1 May 2023 418 views No Comment
Sebastien Haneuse and Eric Laber

    Michael Kosorok

    Michael R. Kosorok, W. R. Kenan Jr. Distinguished Professor of Biostatistics and professor of statistics and operations research, has been named the 2023 recipient of the George W. Snedecor Award from the Committee of Presidents of Statistical Societies. The award was given in recognition of Kosorok’s foundational, creative, and original contributions to mathematical statistics; methodological developments in empirical processes and machine learning; advancement of precision health; and mentoring of students, postdocs, and junior faculty.

    Kosorok has authored more than 200 peer-reviewed manuscripts appearing in top-tier journals and conference proceedings. In 2008, he published his monograph, “Introduction to Empirical Processes and Semiparametric Inference,” which quickly became the canonical introduction to the area. Shortly thereafter, he focused his research on artificial intelligence and precision medicine. He was among the first to provide rigorous theoretical results for machine learning methods for estimation of optimal treatment regimes, including some of the earliest applications of Q-learning and direct search estimation. His paper on outcome-weighted learning (cited nearly 750 times) began lines of research on direct-search estimation and revealed connections between optimal treatment regimes and classification.

    Kosorok is awarded …
    For foundational, creative, and original contributions to mathematical statistics; for methodological developments in empirical processes and machine learning; for advancement of precision health; and for mentoring of students, postdocs, and junior faculty.

    In the Biometrics paper titled “Estimating Individualized Treatment Regimes from Crossover Designs,” Kosorok and his co-authors developed a novel direct-search estimator of the optimal regime under a 2×2 crossover design. Such crossover designs are common in pilot testing, rare diseases, and other settings in which recruiting a large pool of participants is difficult. Nevertheless, prior to this publication, there were no direct search estimators for estimating an optimal treatment regime under such a design. The proposed method accounts for carryover effects, uses a convex relaxation for computational efficiency, and is Fisher consistent.

    This publication is an illustration of Kosorok’s research modus operandi. He identifies an important practical problem, develops a novel methodological approach, and then provides a rigorous and complete description of the method’s operating characteristics.

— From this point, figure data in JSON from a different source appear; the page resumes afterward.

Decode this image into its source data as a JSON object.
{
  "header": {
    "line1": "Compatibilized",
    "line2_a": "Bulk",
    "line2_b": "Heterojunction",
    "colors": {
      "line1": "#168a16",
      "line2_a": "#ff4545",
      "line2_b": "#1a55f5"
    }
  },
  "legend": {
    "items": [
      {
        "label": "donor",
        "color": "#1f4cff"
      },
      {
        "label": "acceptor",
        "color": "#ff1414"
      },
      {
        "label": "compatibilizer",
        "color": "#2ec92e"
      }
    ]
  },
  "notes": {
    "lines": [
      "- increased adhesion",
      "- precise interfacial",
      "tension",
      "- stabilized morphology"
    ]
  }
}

    In addition to his prolific publication record, Kosorok has shaped the field through his service and mentoring. He served as head of the biostatistics department at The University of North Carolina from 2006–2020 and chair of the COPSS Presidents’ Award committee. He is currently president-elect of the Institute of Mathematical Statistics and has mentored more than 50 PhD students, many of whom now hold prominent positions at academic institutions or in industry.